Following on from an initial presentation delivered at the DRHA 2021 Conference in Berlin, this work consists primarily of a video installation, depicting aspects of data art as embodied in the prehistoric female figurines of Malta. These are now captured as open data in the Wikidata repository and visualised through experimental art practice, along with a physical object derived from the artistic interpretation of the data visualization contained in the video.

This ongoing research project is presented at DRHA 2022 with support from Wikimedia Community Malta and the University of Salford’s Digital Curation Lab.
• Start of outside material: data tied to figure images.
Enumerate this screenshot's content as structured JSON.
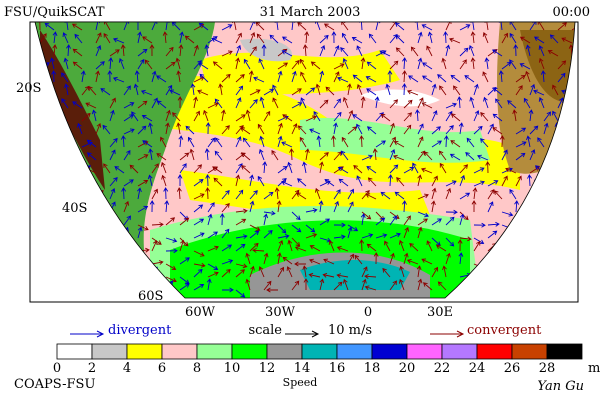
{
  "header": {
    "title": "FSU/QuikSCAT",
    "date": "31 March 2003",
    "time": "00:00"
  },
  "map": {
    "lat_labels": [
      "20S",
      "40S",
      "60S"
    ],
    "lon_labels": [
      "60W",
      "30W",
      "0",
      "30E"
    ]
  },
  "legend": {
    "divergent": "divergent",
    "scale": "scale",
    "scale_value": "10 m/s",
    "convergent": "convergent"
  },
  "colorbar": {
    "ticks": [
      0,
      2,
      4,
      6,
      8,
      10,
      12,
      14,
      16,
      18,
      20,
      22,
      24,
      26,
      28
    ],
    "unit": "m/s",
    "label": "Speed",
    "colors": [
      "#ffffff",
      "#c8c8c8",
      "#ffff00",
      "#ffc8c8",
      "#96ff96",
      "#00ff00",
      "#969696",
      "#00b4b4",
      "#4196ff",
      "#0000d2",
      "#ff64ff",
      "#b478ff",
      "#ff0000",
      "#c84100",
      "#000000"
    ]
  },
  "footer": {
    "left": "COAPS-FSU",
    "right": "Yan Gu"
  }
}
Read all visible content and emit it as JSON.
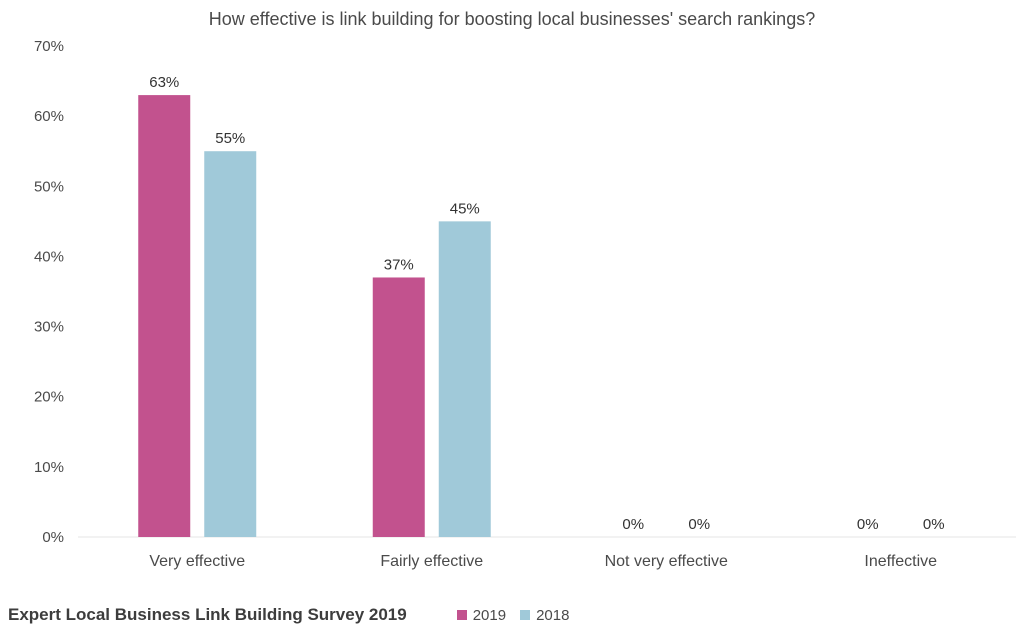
{
  "chart_data": {
    "type": "bar",
    "title": "How effective is link building for boosting local businesses' search rankings?",
    "categories": [
      "Very effective",
      "Fairly effective",
      "Not very effective",
      "Ineffective"
    ],
    "series": [
      {
        "name": "2019",
        "values": [
          63,
          37,
          0,
          0
        ],
        "labels": [
          "63%",
          "37%",
          "0%",
          "0%"
        ],
        "color": "#c2528e"
      },
      {
        "name": "2018",
        "values": [
          55,
          45,
          0,
          0
        ],
        "labels": [
          "55%",
          "45%",
          "0%",
          "0%"
        ],
        "color": "#a0c9d9"
      }
    ],
    "ylim": [
      0,
      70
    ],
    "yticks": [
      "0%",
      "10%",
      "20%",
      "30%",
      "40%",
      "50%",
      "60%",
      "70%"
    ],
    "ytick_values": [
      0,
      10,
      20,
      30,
      40,
      50,
      60,
      70
    ],
    "grid": false,
    "legend_position": "bottom"
  },
  "footer": {
    "source": "Expert Local Business Link Building Survey 2019"
  },
  "legend": {
    "items": [
      {
        "label": "2019",
        "color": "#c2528e"
      },
      {
        "label": "2018",
        "color": "#a0c9d9"
      }
    ]
  }
}
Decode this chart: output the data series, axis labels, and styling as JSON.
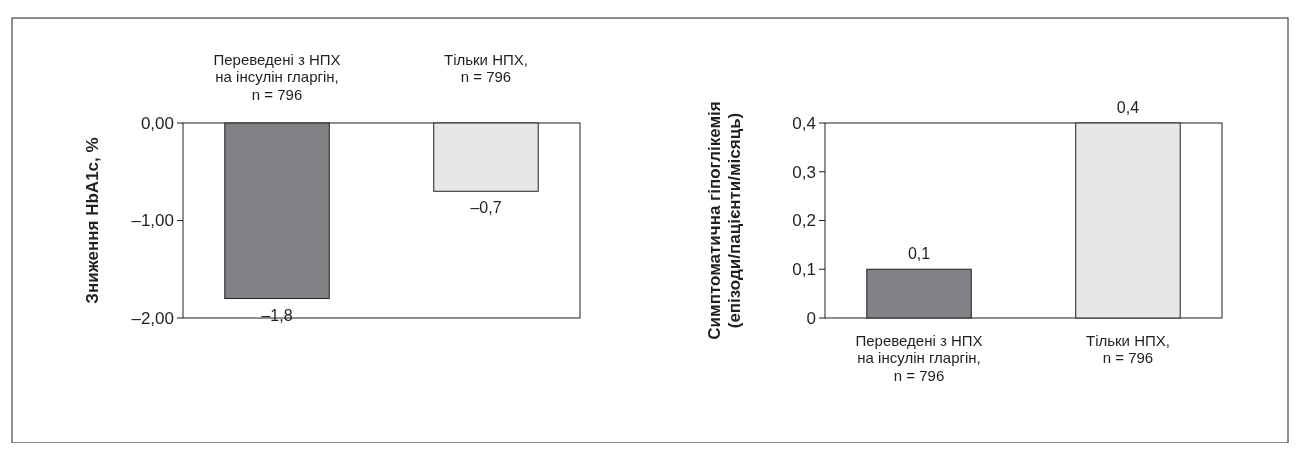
{
  "chart_data": [
    {
      "type": "bar",
      "ylabel": "Зниження HbA1c, %",
      "categories": [
        "Переведені з НПХ\nна інсулін гларгін,\nn = 796",
        "Тільки НПХ,\nn = 796"
      ],
      "values": [
        -1.8,
        -0.7
      ],
      "colors": [
        "#808285",
        "#e6e7e8"
      ],
      "value_labels": [
        "–1,8",
        "–0,7"
      ],
      "ylim": [
        -2,
        0
      ],
      "yticks": [
        {
          "value": 0,
          "label": "0,00"
        },
        {
          "value": -1,
          "label": "–1,00"
        },
        {
          "value": -2,
          "label": "–2,00"
        }
      ]
    },
    {
      "type": "bar",
      "ylabel": "Симптоматична гіпоглікемія\n(епізоди/пацієнти/місяць)",
      "categories": [
        "Переведені з НПХ\nна інсулін гларгін,\nn = 796",
        "Тільки НПХ,\nn = 796"
      ],
      "values": [
        0.1,
        0.4
      ],
      "colors": [
        "#808285",
        "#e6e7e8"
      ],
      "value_labels": [
        "0,1",
        "0,4"
      ],
      "ylim": [
        0,
        0.4
      ],
      "yticks": [
        0,
        {
          "value": 0.1,
          "label": "0,1"
        },
        {
          "value": 0.2,
          "label": "0,2"
        },
        {
          "value": 0.3,
          "label": "0,3"
        },
        {
          "value": 0.4,
          "label": "0,4"
        }
      ]
    }
  ]
}
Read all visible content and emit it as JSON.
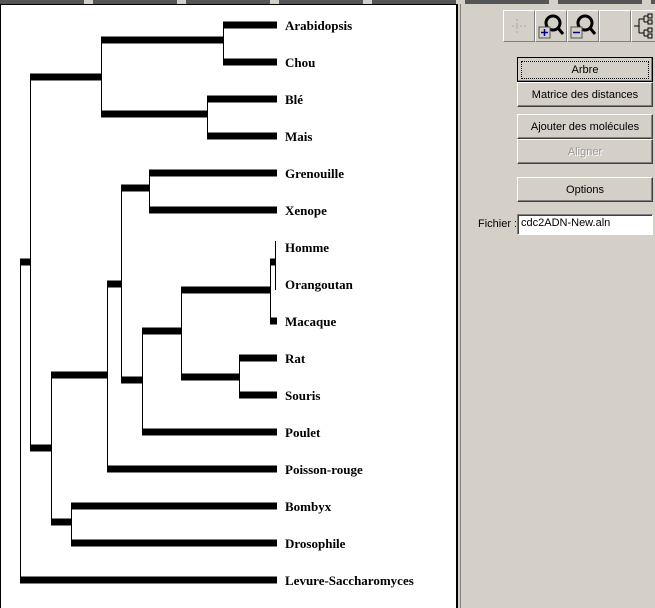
{
  "tree": {
    "leaves": [
      "Arabidopsis",
      "Chou",
      "Blé",
      "Mais",
      "Grenouille",
      "Xenope",
      "Homme",
      "Orangoutan",
      "Macaque",
      "Rat",
      "Souris",
      "Poulet",
      "Poisson-rouge",
      "Bombyx",
      "Drosophile",
      "Levure-Saccharomyces"
    ],
    "newick": "((((Arabidopsis,Chou),(Blé,Mais)),((((Grenouille,Xenope),((((Homme,Orangoutan),Macaque),(Rat,Souris)),Poulet)),Poisson-rouge),(Bombyx,Drosophile))),Levure-Saccharomyces)"
  },
  "toolbar": {
    "icons": [
      "move-icon",
      "zoom-in-icon",
      "zoom-out-icon",
      "blank",
      "tree-layout-icon"
    ]
  },
  "buttons": {
    "arbre": "Arbre",
    "matrice": "Matrice des distances",
    "ajouter": "Ajouter des molécules",
    "aligner": "Aligner",
    "options": "Options"
  },
  "file": {
    "label": "Fichier :",
    "value": "cdc2ADN-New.aln"
  }
}
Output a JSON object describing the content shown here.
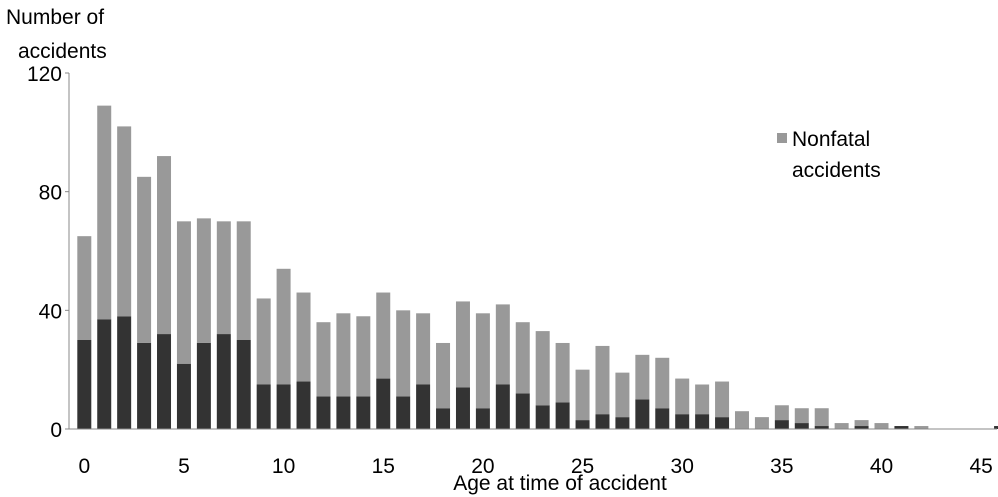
{
  "chart_data": {
    "type": "bar",
    "stacked": true,
    "ylabel_lines": [
      "Number of",
      "accidents"
    ],
    "xlabel": "Age at time of accident",
    "x_ticks": [
      0,
      5,
      10,
      15,
      20,
      25,
      30,
      35,
      40,
      45
    ],
    "y_ticks": [
      0,
      40,
      80,
      120
    ],
    "ylim": [
      0,
      120
    ],
    "x": [
      0,
      1,
      2,
      3,
      4,
      5,
      6,
      7,
      8,
      9,
      10,
      11,
      12,
      13,
      14,
      15,
      16,
      17,
      18,
      19,
      20,
      21,
      22,
      23,
      24,
      25,
      26,
      27,
      28,
      29,
      30,
      31,
      32,
      33,
      34,
      35,
      36,
      37,
      38,
      39,
      40,
      41,
      42,
      43,
      44,
      45,
      46
    ],
    "series": [
      {
        "values": [
          30,
          37,
          38,
          29,
          32,
          22,
          29,
          32,
          30,
          15,
          15,
          16,
          11,
          11,
          11,
          17,
          11,
          15,
          7,
          14,
          7,
          15,
          12,
          8,
          9,
          3,
          5,
          4,
          10,
          7,
          5,
          5,
          4,
          0,
          0,
          3,
          2,
          1,
          0,
          1,
          0,
          1,
          0,
          0,
          0,
          0,
          1
        ],
        "color": "#333333"
      },
      {
        "name": "Nonfatal accidents",
        "values": [
          35,
          72,
          64,
          56,
          60,
          48,
          42,
          38,
          40,
          29,
          39,
          30,
          25,
          28,
          27,
          29,
          29,
          24,
          22,
          29,
          32,
          27,
          24,
          25,
          20,
          17,
          23,
          15,
          15,
          17,
          12,
          10,
          12,
          6,
          4,
          5,
          5,
          6,
          2,
          2,
          2,
          0,
          1,
          0,
          0,
          0,
          0
        ],
        "color": "#999999"
      }
    ],
    "legend": {
      "position": "top-right",
      "label_lines": [
        "Nonfatal",
        "accidents"
      ]
    },
    "grid": false
  }
}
abstract glass art black and white

Varvara & Mar

Keep Smiling

Date of production: 2022
Medium: Interactive online performance / net.art

Keep Smiling is an online interactive experience in the form of a job interview conducted by an ‘AI agent’. The agent asks the participant to smile, to smile even more, and to count objects she/he can see through a nearby window while continuing to smile (the system intends to extract the maximum profit from the human participant). Throughout this interaction the participant’s face is detected via a webcam and the smile is rated against a happiness meter. As soon as the participant’s smile rating drops below average, she/he is fired and the interview is terminated. The artwork draws attention to the highly automated and monitored world in which the responsibility for making decisions has been handed to machines and algorithms, and our emotions are evaluated without our consent. By interacting with the artwork we can experience just how unreliable an emotion detection algorithm can be despite its widespread deployment in our everyday lives. The artwork incorporates a number of elements from the AI industry, illustrating how decision-making and labour culture have been transformed by technology and the absurdity of basing key elements of this culture on the extraction of data and behavioural monitoring of subjects.